Draft Constitution doesn’t fully protect Christian rights – Gambia Christian Council

The Gambia Christian Council has observed that that the Draft Constitution does not fully protect the rights of Christians, this was expressed in released statement from the council last week.

Read full statement:

The 2020 Draft Constitution presented by the Constitutional Review Commission (CRC) for approval by the Executive and National Assembly of The Gambia in our considered opinion still falls short of protecting Christian religious rights.

Apart from the text of the draft itself which allows for more than a single interoperation on this issue the primary concern of the Christian Community is driven by the reality of its experiences during the Jammeh era. The Christian community wishes to ensure that its rights as a minority religion are protected in the said Constitution.

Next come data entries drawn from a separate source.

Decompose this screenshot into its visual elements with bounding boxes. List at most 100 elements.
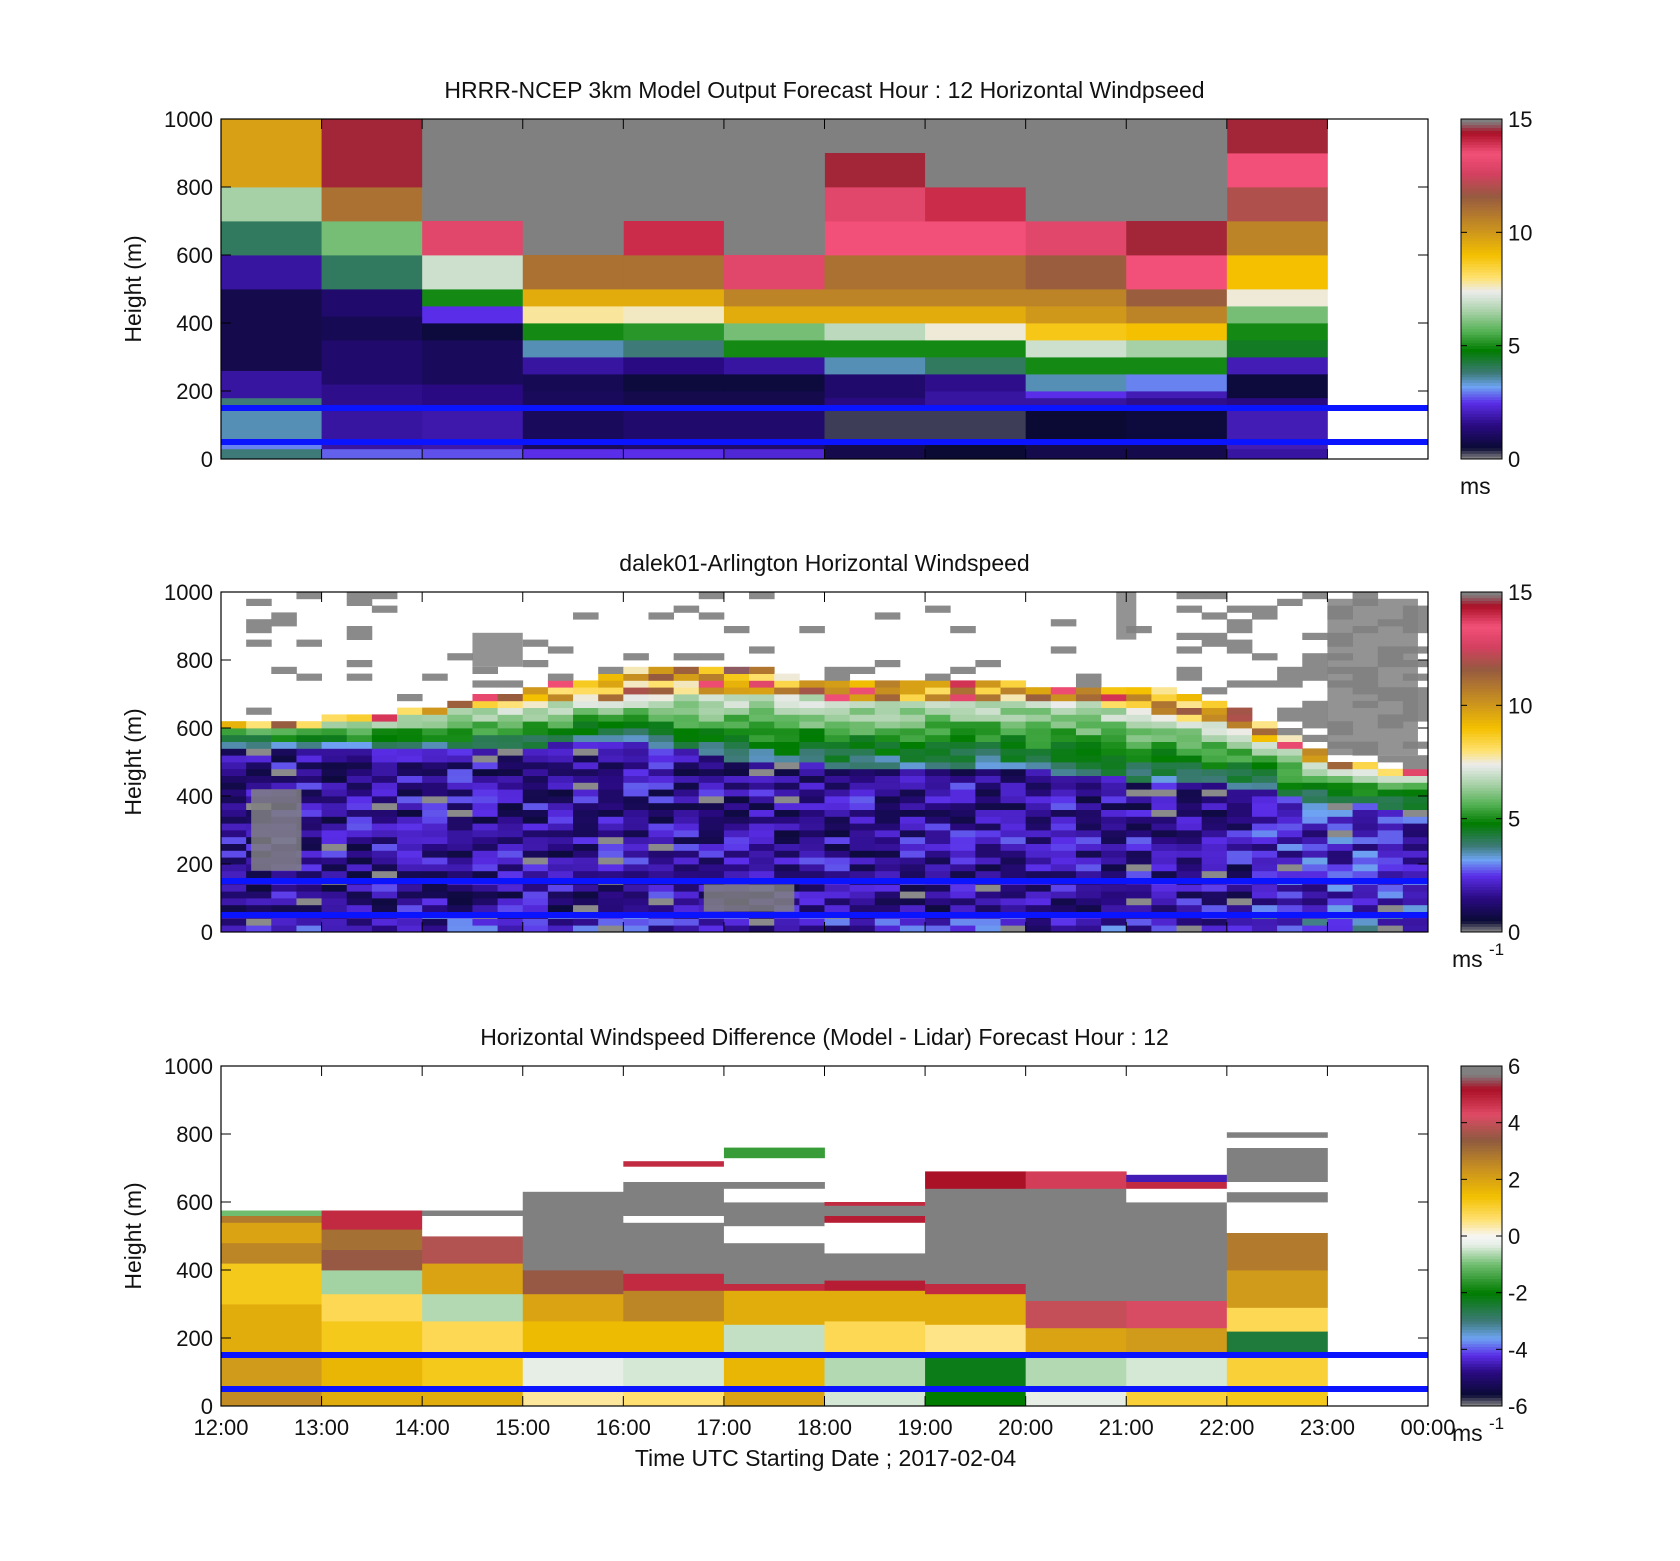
heat-cell — [723, 255, 825, 290]
heat-cell — [1151, 714, 1177, 722]
heat-cell — [472, 816, 499, 824]
heat-cell — [824, 898, 851, 906]
heat-cell — [598, 666, 624, 674]
colorbar-segment — [1461, 838, 1502, 842]
heat-cell — [296, 734, 322, 742]
heat-cell — [623, 1166, 725, 1182]
heat-cell — [1126, 925, 1152, 933]
heat-cell — [1025, 864, 1052, 872]
heat-cell — [1201, 809, 1228, 817]
heat-cell — [698, 768, 725, 776]
missing-data-block — [1025, 119, 1127, 187]
heat-cell — [975, 775, 1001, 783]
colorbar-segment — [1461, 1151, 1502, 1155]
heat-cell — [1302, 891, 1328, 899]
heat-cell — [1277, 728, 1303, 736]
heat-cell — [975, 694, 1001, 702]
heat-cell — [246, 898, 272, 906]
heat-cell — [1226, 768, 1253, 776]
heat-cell — [698, 857, 725, 865]
colorbar-segment — [1461, 830, 1502, 834]
heat-cell — [296, 898, 322, 906]
heat-cell — [749, 789, 775, 797]
heat-cell — [346, 857, 373, 865]
heat-cell — [975, 707, 1001, 715]
colorbar-segment — [1461, 1360, 1502, 1364]
heat-cell — [1327, 836, 1353, 844]
heat-cell — [1151, 891, 1177, 899]
heat-cell — [1050, 836, 1077, 844]
heat-cell — [1025, 306, 1127, 324]
heat-cell — [698, 870, 725, 878]
heat-cell — [321, 823, 348, 831]
heat-cell — [1126, 1355, 1228, 1390]
heat-cell — [849, 864, 876, 872]
heat-cell — [371, 605, 398, 613]
missing-data-block — [251, 789, 302, 871]
heat-cell — [522, 721, 549, 729]
heat-cell — [925, 707, 951, 715]
heat-cell — [824, 306, 926, 324]
heat-cell — [1075, 830, 1102, 838]
colorbar-segment — [1461, 1270, 1502, 1274]
heat-cell — [950, 728, 976, 736]
heat-cell — [723, 1147, 825, 1159]
heat-cell — [1226, 1331, 1328, 1356]
heat-cell — [698, 721, 725, 729]
heat-cell — [723, 687, 750, 695]
heat-cell — [1352, 836, 1379, 844]
colorbar-segment — [1461, 1204, 1502, 1209]
heat-cell — [221, 1304, 322, 1356]
heat-cell — [497, 734, 524, 742]
heat-cell — [925, 802, 951, 810]
colorbar-segment — [1461, 246, 1502, 250]
heat-cell — [573, 891, 599, 899]
heat-cell — [975, 802, 1001, 810]
heat-cell — [346, 823, 373, 831]
heat-cell — [547, 904, 574, 912]
heat-cell — [547, 687, 574, 695]
heat-cell — [824, 255, 926, 290]
heat-cell — [422, 843, 448, 851]
heat-cell — [447, 836, 473, 844]
heat-cell — [246, 762, 272, 770]
heat-cell — [975, 925, 1001, 933]
heat-cell — [1251, 904, 1278, 912]
heat-cell — [1226, 816, 1253, 824]
colorbar-segment — [1461, 841, 1502, 845]
heat-cell — [1176, 721, 1203, 729]
heat-cell — [221, 1389, 322, 1407]
heat-cell — [547, 721, 574, 729]
heat-cell — [975, 898, 1001, 906]
heat-cell — [749, 802, 775, 810]
heat-cell — [547, 918, 574, 926]
heat-cell — [874, 850, 901, 858]
heat-cell — [1226, 823, 1253, 831]
heat-cell — [975, 660, 1001, 668]
heat-cell — [1277, 768, 1303, 776]
heat-cell — [346, 673, 373, 681]
heat-cell — [950, 864, 976, 872]
heat-cell — [1176, 762, 1203, 770]
panel-1: HRRR-NCEP 3km Model Output Forecast Hour… — [120, 77, 1532, 499]
heat-cell — [1302, 789, 1328, 797]
colorbar-segment — [1461, 872, 1502, 876]
heat-cell — [1302, 898, 1328, 906]
colorbar-segment — [1461, 269, 1502, 273]
heat-cell — [371, 796, 398, 804]
heat-cell — [598, 768, 624, 776]
heat-cell — [925, 694, 951, 702]
colorbar-segment — [1461, 733, 1502, 737]
heat-cell — [1126, 707, 1152, 715]
heat-cell — [472, 836, 499, 844]
heat-cell — [698, 748, 725, 756]
heat-cell — [1025, 836, 1052, 844]
heat-cell — [1277, 789, 1303, 797]
heat-cell — [623, 836, 649, 844]
heat-cell — [522, 687, 549, 695]
heat-cell — [749, 782, 775, 790]
heat-cell — [1126, 1242, 1228, 1301]
heat-cell — [598, 823, 624, 831]
heat-cell — [925, 870, 951, 878]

For more than 20 years, we have watched helplessly as the government openly encouraged and permitted the construction of mosques in government institutions, at the expense of other religions, including Christianity and in a country which the government was not permitted to prefer any one religion over another.

Arabic inscriptions were placed over government offices and the dress code of female students in schools was altered to require schoolgirls and women functionaries to wear the Hijab in public as their peers are obliged to do in Arab Islamic countries.

The overwhelming feedback from a large section of the population is that they want a Gambia where both Christians and Muslims continue to coexist in peace and good neighbourliness as they have for generations.

This generational legacy of religious tolerance and mutual coexistence however, is now under a real threat ironically because of the 2020 Draft Constitution. Instead of marking a return to order and the rule of law, the adopted text of the Constitution has plunged The Gambia into even greater chaos as regards religious tolerance. It is having the effect of polarising rather unifying us as a nation.

The new Constitution has for the first time since The Gambia became an independent country created a parallel legal system to the common law system, this is the Shari’ah legal system.

The Constitution makes it mandatory for the majority of the Gambian people to be subject to Shari’ah law in matters of marriage, burial, inheritance, adoption, endowments, all the key areas of human life.